You need the right process to know when to bid and when to walk away.

With commercial markets reeling in today’s economy, future revenue growth also is becoming more uncertain for firms in government contracting. The number of federal services contracts has increased about 8 percent on average in the past four years, but the number for 2008 is slightly down from previous years, with only a 5 percent to 6 percent increase in contracts. Furthermore, the average value decreased about 60 percent in 2007.

That means there is increased competition for fewer opportunities with less value. If your organization’s position is one of strategic revenue growth, you need to focus on identifying and qualifying opportunities. That process is not just a line item early in an organization’s business development process. As revenue growth gets tougher, it could be the most critical pre-capture decision point there is.

Such a process eliminates emotional judgments to bid as a prime contractor, join as a subcontractor or walk away. It presents a deliberate set of qualitative and quantitative questions to use when assessing an opportunity.

First, your team must understand the contract vehicle and gather intelligence on the project, including finding out who the critical decision-makers are. Team members must meet with the customer and build a trust relationship by asking hard questions. They must understand the customer’s mission and the challenges the customer faces.

Second, you must determine if an opportunity matches your company’s core capabilities and expertise. If a shortfall exists, consider teaming with a small business that fills the capability gap.

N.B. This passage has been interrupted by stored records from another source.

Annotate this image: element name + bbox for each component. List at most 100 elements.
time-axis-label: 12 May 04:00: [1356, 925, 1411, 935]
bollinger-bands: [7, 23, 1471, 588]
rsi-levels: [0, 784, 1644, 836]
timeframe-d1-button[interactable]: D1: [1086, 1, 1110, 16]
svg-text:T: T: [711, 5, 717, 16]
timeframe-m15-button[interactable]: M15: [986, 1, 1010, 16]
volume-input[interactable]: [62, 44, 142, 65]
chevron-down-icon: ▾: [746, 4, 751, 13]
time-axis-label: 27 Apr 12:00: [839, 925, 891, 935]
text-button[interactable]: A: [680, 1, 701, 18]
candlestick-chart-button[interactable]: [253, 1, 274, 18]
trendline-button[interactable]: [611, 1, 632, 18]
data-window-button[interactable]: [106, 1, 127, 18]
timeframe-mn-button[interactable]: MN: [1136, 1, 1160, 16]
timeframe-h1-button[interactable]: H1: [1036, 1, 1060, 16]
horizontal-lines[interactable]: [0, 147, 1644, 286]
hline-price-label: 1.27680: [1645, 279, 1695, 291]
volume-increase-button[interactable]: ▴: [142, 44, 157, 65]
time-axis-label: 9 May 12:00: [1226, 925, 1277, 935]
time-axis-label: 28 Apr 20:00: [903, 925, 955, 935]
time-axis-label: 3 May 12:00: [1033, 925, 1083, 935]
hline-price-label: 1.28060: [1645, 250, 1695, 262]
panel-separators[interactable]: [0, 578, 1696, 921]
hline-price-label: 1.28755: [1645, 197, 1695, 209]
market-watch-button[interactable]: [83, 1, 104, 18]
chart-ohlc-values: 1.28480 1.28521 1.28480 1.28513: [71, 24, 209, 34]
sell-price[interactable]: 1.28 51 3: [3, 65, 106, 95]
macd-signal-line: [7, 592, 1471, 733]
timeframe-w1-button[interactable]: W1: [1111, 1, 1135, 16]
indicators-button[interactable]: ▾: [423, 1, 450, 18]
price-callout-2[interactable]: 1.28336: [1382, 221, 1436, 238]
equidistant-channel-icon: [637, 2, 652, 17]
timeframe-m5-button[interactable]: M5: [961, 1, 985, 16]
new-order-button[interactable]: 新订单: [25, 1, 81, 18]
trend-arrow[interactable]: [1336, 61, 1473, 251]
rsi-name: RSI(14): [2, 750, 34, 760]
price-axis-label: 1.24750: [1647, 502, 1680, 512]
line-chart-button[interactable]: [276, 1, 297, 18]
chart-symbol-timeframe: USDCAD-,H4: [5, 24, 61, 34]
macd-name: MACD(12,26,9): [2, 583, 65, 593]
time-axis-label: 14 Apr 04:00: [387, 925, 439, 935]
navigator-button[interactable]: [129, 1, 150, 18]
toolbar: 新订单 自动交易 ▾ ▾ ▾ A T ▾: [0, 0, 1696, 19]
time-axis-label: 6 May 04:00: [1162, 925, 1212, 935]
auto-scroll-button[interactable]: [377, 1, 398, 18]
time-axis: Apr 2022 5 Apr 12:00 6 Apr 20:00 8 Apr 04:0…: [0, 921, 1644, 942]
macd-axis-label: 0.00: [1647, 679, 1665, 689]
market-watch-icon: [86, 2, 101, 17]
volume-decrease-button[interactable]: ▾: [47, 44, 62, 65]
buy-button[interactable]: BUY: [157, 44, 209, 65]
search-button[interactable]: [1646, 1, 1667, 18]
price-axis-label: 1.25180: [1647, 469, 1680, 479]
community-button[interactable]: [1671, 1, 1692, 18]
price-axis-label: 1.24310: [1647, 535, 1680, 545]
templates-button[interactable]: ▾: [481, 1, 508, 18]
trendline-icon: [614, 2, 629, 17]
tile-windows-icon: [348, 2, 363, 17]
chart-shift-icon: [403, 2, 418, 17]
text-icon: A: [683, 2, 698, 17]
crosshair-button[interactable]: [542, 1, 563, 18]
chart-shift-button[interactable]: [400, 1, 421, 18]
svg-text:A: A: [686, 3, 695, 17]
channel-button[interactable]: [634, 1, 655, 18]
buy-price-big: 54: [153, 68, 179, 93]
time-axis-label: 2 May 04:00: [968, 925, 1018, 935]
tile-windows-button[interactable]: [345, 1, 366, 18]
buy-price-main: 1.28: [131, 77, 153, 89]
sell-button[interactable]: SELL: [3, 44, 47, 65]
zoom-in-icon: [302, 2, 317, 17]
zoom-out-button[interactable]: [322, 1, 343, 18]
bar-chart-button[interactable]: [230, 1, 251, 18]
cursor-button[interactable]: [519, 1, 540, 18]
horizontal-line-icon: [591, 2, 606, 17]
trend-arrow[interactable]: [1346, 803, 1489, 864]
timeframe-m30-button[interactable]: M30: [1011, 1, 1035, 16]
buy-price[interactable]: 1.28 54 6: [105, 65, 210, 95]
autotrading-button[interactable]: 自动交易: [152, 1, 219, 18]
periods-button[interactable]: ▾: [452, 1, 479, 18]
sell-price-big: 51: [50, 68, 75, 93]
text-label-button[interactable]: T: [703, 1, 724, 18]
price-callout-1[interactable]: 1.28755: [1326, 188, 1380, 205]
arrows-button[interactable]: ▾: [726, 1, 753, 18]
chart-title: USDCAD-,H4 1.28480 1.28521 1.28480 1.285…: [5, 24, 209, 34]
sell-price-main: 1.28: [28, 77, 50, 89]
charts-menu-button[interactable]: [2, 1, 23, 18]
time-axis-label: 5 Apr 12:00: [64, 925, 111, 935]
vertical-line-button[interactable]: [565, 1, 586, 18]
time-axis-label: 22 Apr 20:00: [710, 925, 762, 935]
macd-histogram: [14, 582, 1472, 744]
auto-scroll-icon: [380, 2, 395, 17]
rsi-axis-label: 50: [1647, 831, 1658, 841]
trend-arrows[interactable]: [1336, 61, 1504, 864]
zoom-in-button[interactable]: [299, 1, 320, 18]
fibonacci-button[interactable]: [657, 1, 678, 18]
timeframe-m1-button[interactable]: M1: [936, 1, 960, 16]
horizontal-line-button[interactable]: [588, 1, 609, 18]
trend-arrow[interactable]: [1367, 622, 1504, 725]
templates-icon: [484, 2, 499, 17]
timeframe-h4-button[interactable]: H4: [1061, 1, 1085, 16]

Third, your business development team must possess sufficient resources and bandwidth to pursue the work. A client recently noted that the use of quantitative criteria in the decision-making process was of utmost importance because it allowed the business development team to decide on the probability of a win in a manner that was objective and free of emotional bias.

It comes down to a strategy of bidding smart. That means asking the hard questions and disqualifying opportunities early. Do not gloss over the act of disqualifying.

That approach raises the question of how much emphasis managers place on not disqualifying low-probability opportunities early, which significantly affects the size of the pipeline and the probability of winning. A client learned from experience: Bidding smartly is not necessarily building a fat pipeline. For her, if it’s in the pipeline, it’s real. Consequently, her group has a high win rate, although its pipeline is not of the same magnitude as others with a win rate of only 15 percent.

There are many benefits to using a process for identifying and qualifying opportunities. By preventing low-probability opportunities from ever entering the pipeline, the business development team is a prudent steward of resources. But even more critical than the financial aspects are the personnel and psychological ramifications of strictly following such a process. Bidding on everything that moves and building a fat pipeline will eventually burn out and demotivate the business development team and lower your win rate. After losing too many bids, it becomes increasingly harder to get the team interested and excited about the next pursuit.

A full-blown process for identifying and qualifying opportunities is the missing link in most organizations’ business development strategies. Followed correctly, such a process can set the stage for a valid pipeline, a prudently invested bid and proposal budget, and a high win rate achieved by excited and motivated individuals who believe they can win.